PHNOM PENH (AFP) - Cambodia's opposition leader Kem Sokha was released from jail early on Monday (Sept 10), a year after he was detained on treason charges, as the country's strongman ruler loosens his grip on opponents after sweeping one-sided elections.
"Kem Sokha returned home at 3.30am," his lawyer Chan Chen told AFP, after his release from a remote border prison.
A court official, speaking on condition of anonymity, said Kem Sokha was freed on bail although his lawyer could not immediately confirm the conditions of his release.
He was arrested on Sept 3, 2017, and accused of treason as Cambodia's premier Hun Sen deepened his pre-election crackdown on political rivals.
Until his release, he was in pre-trial detention, facing up to 30 years if convicted. It is not yet clear if the charges have been dropped.
The case against Kem Sokha, 65, was widely seen as politically motivated, and just two months later, his opposition Cambodia National Rescue Party (CNRP) - the only serious rival to Mr Hun Sen - was dissolved by a court.
That left the ruling party to win all 125 parliamentary seats in July's election, turning the country into a one-party state and extending Mr Hun Sen's 33-year stay in office.
The CNRP made major gains during a 2013 election, propelled by significant dissatisfaction among Cambodia's large youth population, in a surprise showing that rattled Mr Hun Sen.
But the party was then decimated by Mr Hun Sen's crackdown last year, with many of its leading figures fleeing abroad.
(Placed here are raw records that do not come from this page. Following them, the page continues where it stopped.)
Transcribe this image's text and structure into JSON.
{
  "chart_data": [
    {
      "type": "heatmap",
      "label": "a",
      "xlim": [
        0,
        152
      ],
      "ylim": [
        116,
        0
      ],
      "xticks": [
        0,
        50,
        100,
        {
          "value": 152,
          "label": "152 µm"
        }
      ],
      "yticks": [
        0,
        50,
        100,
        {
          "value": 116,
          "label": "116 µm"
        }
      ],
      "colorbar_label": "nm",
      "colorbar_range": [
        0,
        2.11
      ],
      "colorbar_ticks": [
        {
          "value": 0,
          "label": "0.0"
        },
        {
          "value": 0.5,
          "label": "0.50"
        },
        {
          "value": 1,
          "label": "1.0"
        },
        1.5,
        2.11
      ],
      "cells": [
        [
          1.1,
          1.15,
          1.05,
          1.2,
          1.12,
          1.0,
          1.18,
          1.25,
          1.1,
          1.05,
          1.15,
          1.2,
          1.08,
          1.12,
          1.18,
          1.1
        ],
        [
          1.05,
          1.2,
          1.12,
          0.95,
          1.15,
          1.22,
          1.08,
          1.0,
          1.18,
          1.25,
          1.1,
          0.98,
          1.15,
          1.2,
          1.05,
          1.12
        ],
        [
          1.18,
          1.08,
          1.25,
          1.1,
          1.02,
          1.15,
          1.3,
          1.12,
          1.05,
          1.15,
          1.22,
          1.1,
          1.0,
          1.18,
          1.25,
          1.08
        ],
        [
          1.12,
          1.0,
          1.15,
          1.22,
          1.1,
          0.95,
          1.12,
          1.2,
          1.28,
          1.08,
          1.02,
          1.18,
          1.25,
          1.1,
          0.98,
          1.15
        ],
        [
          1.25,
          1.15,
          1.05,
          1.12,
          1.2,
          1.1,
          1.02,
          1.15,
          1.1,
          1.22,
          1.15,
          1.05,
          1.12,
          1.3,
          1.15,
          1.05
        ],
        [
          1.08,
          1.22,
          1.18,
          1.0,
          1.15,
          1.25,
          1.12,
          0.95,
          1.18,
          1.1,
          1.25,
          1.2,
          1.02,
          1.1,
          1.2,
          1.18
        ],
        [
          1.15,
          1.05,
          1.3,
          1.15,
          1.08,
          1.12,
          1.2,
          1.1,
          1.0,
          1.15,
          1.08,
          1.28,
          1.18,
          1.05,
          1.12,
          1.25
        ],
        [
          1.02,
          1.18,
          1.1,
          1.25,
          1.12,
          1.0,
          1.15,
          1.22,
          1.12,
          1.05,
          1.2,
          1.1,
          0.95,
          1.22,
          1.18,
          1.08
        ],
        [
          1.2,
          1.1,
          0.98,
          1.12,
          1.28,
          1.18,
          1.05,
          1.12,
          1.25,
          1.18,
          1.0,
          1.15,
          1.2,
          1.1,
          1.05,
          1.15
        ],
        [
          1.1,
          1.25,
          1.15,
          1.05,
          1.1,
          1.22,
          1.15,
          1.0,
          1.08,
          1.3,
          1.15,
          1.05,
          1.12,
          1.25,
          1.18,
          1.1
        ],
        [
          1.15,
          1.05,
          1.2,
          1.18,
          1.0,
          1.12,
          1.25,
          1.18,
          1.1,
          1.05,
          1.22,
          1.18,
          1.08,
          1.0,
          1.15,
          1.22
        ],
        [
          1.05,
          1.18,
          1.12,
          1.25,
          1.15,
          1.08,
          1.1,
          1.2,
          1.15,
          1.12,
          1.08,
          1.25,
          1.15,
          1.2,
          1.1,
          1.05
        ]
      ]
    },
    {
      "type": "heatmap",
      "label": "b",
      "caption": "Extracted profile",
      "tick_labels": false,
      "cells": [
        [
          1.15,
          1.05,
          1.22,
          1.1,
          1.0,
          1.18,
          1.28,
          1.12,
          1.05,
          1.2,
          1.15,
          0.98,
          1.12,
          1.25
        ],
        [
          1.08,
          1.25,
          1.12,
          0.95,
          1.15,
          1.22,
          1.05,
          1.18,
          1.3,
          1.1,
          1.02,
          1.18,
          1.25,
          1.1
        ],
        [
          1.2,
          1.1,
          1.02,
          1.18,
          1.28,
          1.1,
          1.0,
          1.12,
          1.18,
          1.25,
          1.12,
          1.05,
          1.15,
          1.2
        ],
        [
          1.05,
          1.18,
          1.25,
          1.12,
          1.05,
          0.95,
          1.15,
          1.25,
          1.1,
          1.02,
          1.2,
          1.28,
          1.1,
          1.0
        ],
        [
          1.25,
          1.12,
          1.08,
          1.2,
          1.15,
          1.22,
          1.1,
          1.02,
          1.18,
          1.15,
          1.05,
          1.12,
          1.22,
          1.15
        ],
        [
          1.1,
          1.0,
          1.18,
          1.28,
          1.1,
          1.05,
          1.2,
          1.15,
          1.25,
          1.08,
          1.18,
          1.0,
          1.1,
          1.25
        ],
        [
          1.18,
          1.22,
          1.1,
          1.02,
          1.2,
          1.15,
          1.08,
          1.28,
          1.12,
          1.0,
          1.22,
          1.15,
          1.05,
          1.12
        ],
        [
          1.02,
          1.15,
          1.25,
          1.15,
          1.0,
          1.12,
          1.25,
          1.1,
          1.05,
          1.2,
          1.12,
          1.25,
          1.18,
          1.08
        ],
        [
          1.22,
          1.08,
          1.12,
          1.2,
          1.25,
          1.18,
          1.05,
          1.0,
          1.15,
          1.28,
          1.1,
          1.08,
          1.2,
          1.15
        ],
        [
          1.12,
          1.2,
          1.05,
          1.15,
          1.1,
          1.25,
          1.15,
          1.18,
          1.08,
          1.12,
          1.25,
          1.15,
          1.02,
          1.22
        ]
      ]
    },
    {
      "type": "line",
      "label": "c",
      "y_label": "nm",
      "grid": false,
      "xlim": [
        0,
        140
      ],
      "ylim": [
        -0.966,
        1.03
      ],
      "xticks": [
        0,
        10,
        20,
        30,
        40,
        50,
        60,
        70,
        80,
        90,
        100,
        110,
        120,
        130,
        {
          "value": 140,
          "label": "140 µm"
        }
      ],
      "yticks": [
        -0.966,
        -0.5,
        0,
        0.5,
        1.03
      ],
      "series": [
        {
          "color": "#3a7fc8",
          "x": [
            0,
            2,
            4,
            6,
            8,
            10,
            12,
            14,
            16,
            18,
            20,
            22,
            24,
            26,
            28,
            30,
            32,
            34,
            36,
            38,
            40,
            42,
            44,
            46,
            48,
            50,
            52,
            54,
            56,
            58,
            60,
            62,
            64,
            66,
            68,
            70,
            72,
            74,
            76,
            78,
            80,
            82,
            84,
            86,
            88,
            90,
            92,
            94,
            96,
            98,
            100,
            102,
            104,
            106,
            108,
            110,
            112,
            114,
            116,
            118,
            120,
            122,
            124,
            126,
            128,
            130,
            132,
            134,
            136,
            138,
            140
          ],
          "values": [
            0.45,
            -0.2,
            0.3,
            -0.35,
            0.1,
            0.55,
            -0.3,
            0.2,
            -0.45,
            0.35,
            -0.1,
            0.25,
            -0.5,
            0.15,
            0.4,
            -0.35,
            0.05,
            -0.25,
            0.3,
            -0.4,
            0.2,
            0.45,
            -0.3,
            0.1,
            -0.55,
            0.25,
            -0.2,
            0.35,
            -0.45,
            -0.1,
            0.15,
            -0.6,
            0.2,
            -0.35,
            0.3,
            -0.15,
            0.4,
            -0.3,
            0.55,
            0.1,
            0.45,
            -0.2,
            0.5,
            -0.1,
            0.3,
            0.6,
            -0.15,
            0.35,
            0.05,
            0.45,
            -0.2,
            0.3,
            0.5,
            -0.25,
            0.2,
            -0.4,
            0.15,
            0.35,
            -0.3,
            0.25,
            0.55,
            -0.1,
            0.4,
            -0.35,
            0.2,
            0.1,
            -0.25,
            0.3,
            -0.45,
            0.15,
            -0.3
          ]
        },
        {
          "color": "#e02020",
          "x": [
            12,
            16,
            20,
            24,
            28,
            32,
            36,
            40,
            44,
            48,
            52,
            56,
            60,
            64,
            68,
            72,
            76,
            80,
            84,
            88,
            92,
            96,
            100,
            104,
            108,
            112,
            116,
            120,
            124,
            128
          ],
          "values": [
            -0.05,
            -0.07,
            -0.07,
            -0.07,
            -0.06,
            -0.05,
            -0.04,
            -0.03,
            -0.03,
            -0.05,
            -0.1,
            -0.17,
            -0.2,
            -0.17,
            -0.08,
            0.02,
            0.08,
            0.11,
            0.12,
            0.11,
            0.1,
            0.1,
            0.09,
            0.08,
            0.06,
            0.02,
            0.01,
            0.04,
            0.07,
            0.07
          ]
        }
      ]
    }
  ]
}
Kem Sokha's predecessor Sam Rainsy lives in self-exile in Paris to escape a slew of charges that he says are politically motivated.
Closer to China
Western countries - who have long been major aid donors to Cambodia - criticised the most recent election, refusing to send monitors once the opposition was effectively neutered.
The US government has said the election was neither free nor fair and it "failed to represent the will of the Cambodian people".
Last week, as he was sworn in for another term, Mr Hun Sen insisted that the poll was "free, just, fair and transparent".
Since the polls, Mr Hun Sen began to release critics from jail, a common relaxation of his grip on power that has followed election wins throughout his time in office.
Fourteen Cambodia opposition supporters jailed for insurrection were released last month.
Faced with criticism over his rights record, Mr Hun Sen has increasingly moved Cambodia closer to China in recent years, with Beijing becoming both a top donor and international investor.
Compared to western nations, Beijing's largesse comes with far fewer strings attached in terms of pushing political freedoms and reform.
A former Khmer Rouge commander, Mr Hun Sen has been seen by some as a stabilising force that helped bring roads and mega-malls to a country ravaged by decades of brutal civil war.
But critics say his long rule has been authoritarian and done little to halt rampant corruption, while enriching a small clique of families, politicians and business figures who are close to the leader.